The enigmatic country singer Orville Peck performed this morning at the Michael Kors show — a curious segue from last season’s choral group and, before that, Barry Manilow. Well, maybe not so curious. Fashion loves an enigma only slightly more than it loves a trend, and Peck is both. He is known for wearing a mask — today’s featured metallic fringe — and for a voice that made me wish I had spread more butter on my toast. He’s Orbison, filtered through Bob and Johnny, with a swirl of Willie.
He’s apparently damn fine-looking, too. We Googled his picture about the time the fourth model, Mica Argañaraz, glided out into the rustic wood runway in an austere black cape, with riding boots and a black turtleneck pulled up to her chin. Peck has said in interviews that he doesn’t like to explain the reason for the elaborate cowboy mask, that he wants people to draw their own conclusions. Is it to heighten sexual tension? Play with gender? Is it because masks are just fun and creepy? Or is it a way to deflect unwanted attention because he’s so damn fine-looking?
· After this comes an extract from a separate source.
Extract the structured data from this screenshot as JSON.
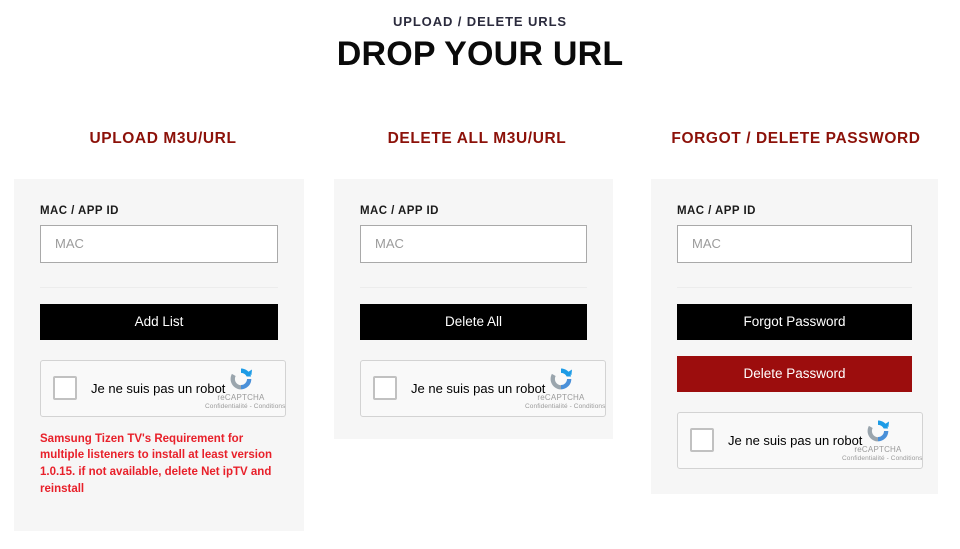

Of course, fashion has long loved anything that creates tension and ambiguity, especially in the areas of sexuality and beauty. Think of the early Gaultier and Mugler shows, which featured drag queens and riffs on bondage and Hollywood glamour; think of Miuccia Prada’s hugely influential notions of “ugly beauty.” Last fall, at Balenciaga, Demna Gvasalia did a whole show around the bland style of bureaucrats and other officials — bodyguards, politicians — who lurk in our mental spaces because of television. It had a very unsettling effect. And there have been attempts here in New York to question, in light of Me Too, assumptions about sexiness.
Kors is no provocateur. If there’s a Helmut Newton fantasy burning behind his shades, it’s no more dangerous than some leather straps closing a cape. But the power of suggestion is a funny thing. Put a dude in a mask on your stage, present some classics, throw in a riding boot and a pair of breeches or two — and your placid “town and country” collection concept suddenly gets a motor.
In addition to capes, which Kors also showed in spicy-orange cashmere and olive cotton twill, the collection was strong on conservative tailoring — wool suits with pleated skirts, paisley stock-tie blouses — that bore the influence of Hedi Slimane’s Celine. There were also some fabulous, quite lush “bathrobe” coats in fake fur.
Someday, costume historians will look back on this era and find a wealth of thoroughly interesting and conflicting information about women. For now, though, the shows — which end tonight with Marc Jacobs — seem a mixture of good intentions and limited imagination; conservative dressing and Me Too angst.
There are even funny moments, like the XXXL olive-green army sweater– turned–maxi dress by the young designers at Vaquera. But, as the late playwright Wendy Wasserstein once said, “Funny is complicated.” Vaquera’s subversive gestures often feel disassociated from the whole effort, as if they alone are the goal.
I was touched by Catherine Holstein’s desire, expressed in her Khaite show notes, to design sexy clothes after years of loathing the idea and concentrating on more covered-up, classic looks. But at this stage of the feminist revolution, shouldn’t a reasonably talented woman be free to create what she wants, without having to define it? I applaud Holstein’s shift, though I think her notion of sexiness needs further airing out. Or maybe more research. Cutout bras and animal-print pants are fairly conventional. So: right direction, more planning for the ride.
Despite the cloying femininity at Rodarte, with dresses that make me think of 1930s Hollywood costumes with silly stuff added, some of the final numbers in the show — Nos. 38 to 48, to be exact — were exceptional. I’m referring to a few shimmering, sheer black party dresses, followed by gowns whose big, swirly floral patterns looked drawn through the glass of a lava lamp. They were exquisite, and I have a feeling the European designers won’t have anything as original for evening.
In the end, the collections I found most successful were those by Gabriela Hearst and Mike Eckhaus and Zoe Latta of Eckhaus Latta. The clothes were relatively subdued, like Hearst’s brown cashmere corduroy pantsuit and her witty hand-knit ponchos, and each label stayed confidently in its own aesthetic lane (no small thing these days).
Hearst further developed her sustainable products, including simple, chic coats made from recut pieces of antique kilims. But, again, it was the straightforwardness of her clothes, with thoughtful details and the pops of color (those eccentric knits), that mattered.
“It definitely is a very different landscape that we’re designing in,” Latta said backstage. “Different than six months ago, and certainly different than when we started.”
Nonetheless, the designers seemed sure-footed, bringing out acid-washed jeans with fringe and pants in a shiny mauve fabric (which they also used for a cool anorak with matching jeans). I liked a lovely micro-ribbed knit shift in turquoise that slithered over the body. Other styles that felt new were a pair of women’s suits with short, flared skirts, and a cropped, dark wool blouson jacket, worn by an older model, with a slim skirt in a stiff, metallic pine-green material.
But whatever shifts Eckhaus and Latta made, they were subtle, and the vibe and cast of individuals they have cultivated remained true.